What then would it mean to have a House as compromised as the 12th Parliament have the biggest say in picking IEBC commissioners to oversee the 2022 polls?
The initial BBI report unintelligently recommends political parties to handpick the commissioners. Really? Is going back 15 years a solution to the problem of bungled elections? Is this the way to ensure transparency, openness, and accountability from the polls body? Methinks not. Or is it a way to just hoodwink Kenyans into believing that by having ‘our people’ in the commission, our concerns would be sorted? Perhaps.

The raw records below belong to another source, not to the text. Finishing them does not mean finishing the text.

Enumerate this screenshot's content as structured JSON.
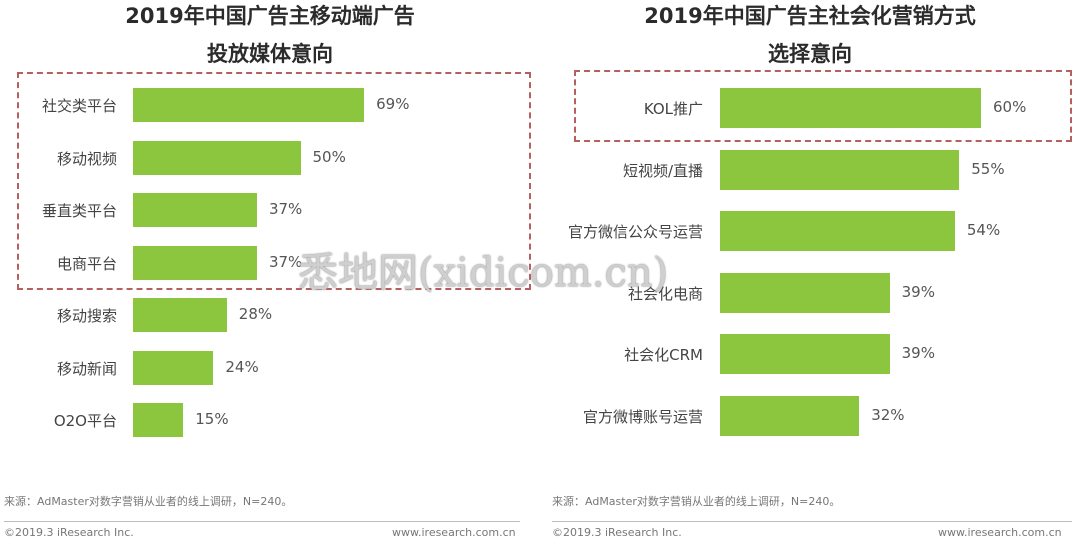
{
  "watermark": "悉地网(xidicom.cn)",
  "charts": {
    "left": {
      "title_line1": "2019年中国广告主移动端广告",
      "title_line2": "投放媒体意向",
      "source": "来源：AdMaster对数字营销从业者的线上调研，N=240。",
      "copyright": "©2019.3 iResearch Inc.",
      "website": "www.iresearch.com.cn"
    },
    "right": {
      "title_line1": "2019年中国广告主社会化营销方式",
      "title_line2": "选择意向",
      "source": "来源：AdMaster对数字营销从业者的线上调研，N=240。",
      "copyright": "©2019.3 iResearch Inc.",
      "website": "www.iresearch.com.cn"
    }
  },
  "colors": {
    "bar": "#8cc63e",
    "highlight_border": "#b55f5f"
  },
  "chart_data": [
    {
      "type": "bar",
      "orientation": "horizontal",
      "title": "2019年中国广告主移动端广告投放媒体意向",
      "categories": [
        "社交类平台",
        "移动视频",
        "垂直类平台",
        "电商平台",
        "移动搜索",
        "移动新闻",
        "O2O平台"
      ],
      "values": [
        69,
        50,
        37,
        37,
        28,
        24,
        15
      ],
      "value_labels": [
        "69%",
        "50%",
        "37%",
        "37%",
        "28%",
        "24%",
        "15%"
      ],
      "highlighted_categories": [
        "社交类平台",
        "移动视频",
        "垂直类平台",
        "电商平台"
      ],
      "xlim": [
        0,
        100
      ],
      "grid": false,
      "legend": "none"
    },
    {
      "type": "bar",
      "orientation": "horizontal",
      "title": "2019年中国广告主社会化营销方式选择意向",
      "categories": [
        "KOL推广",
        "短视频/直播",
        "官方微信公众号运营",
        "社会化电商",
        "社会化CRM",
        "官方微博账号运营"
      ],
      "values": [
        60,
        55,
        54,
        39,
        39,
        32
      ],
      "value_labels": [
        "60%",
        "55%",
        "54%",
        "39%",
        "39%",
        "32%"
      ],
      "highlighted_categories": [
        "KOL推广"
      ],
      "xlim": [
        0,
        100
      ],
      "grid": false,
      "legend": "none"
    }
  ]
}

Let no one fool the other. A compromised Parliament will engender a compromised IEBC. A compromised IEBC will in turn engineer a compromised election. And take it or leave it, a compromised election will quite possibly occasion another cycle of heated electoral dispute and violence. President Kenyatta must reject that bill if he means well for this country and ensures the selection panel is as independent as practicable for it to produce an independent list for an INDEPENDENT Electoral and Boundaries Commission.
As Albert Einstein superbly puts it, ‘the only reason for time is so that everything doesn’t happen all at once.’ We have had enough time to learn from history. We have had enough time to correct our wrongs and we still have enough time to do so. Going by the current hateful, divisive, and heated political environment in our nation, we are tempting fate again, for the umpteenth time.
I hope I’m wrong. And I certainly pray I am but 2022 will be catastrophic.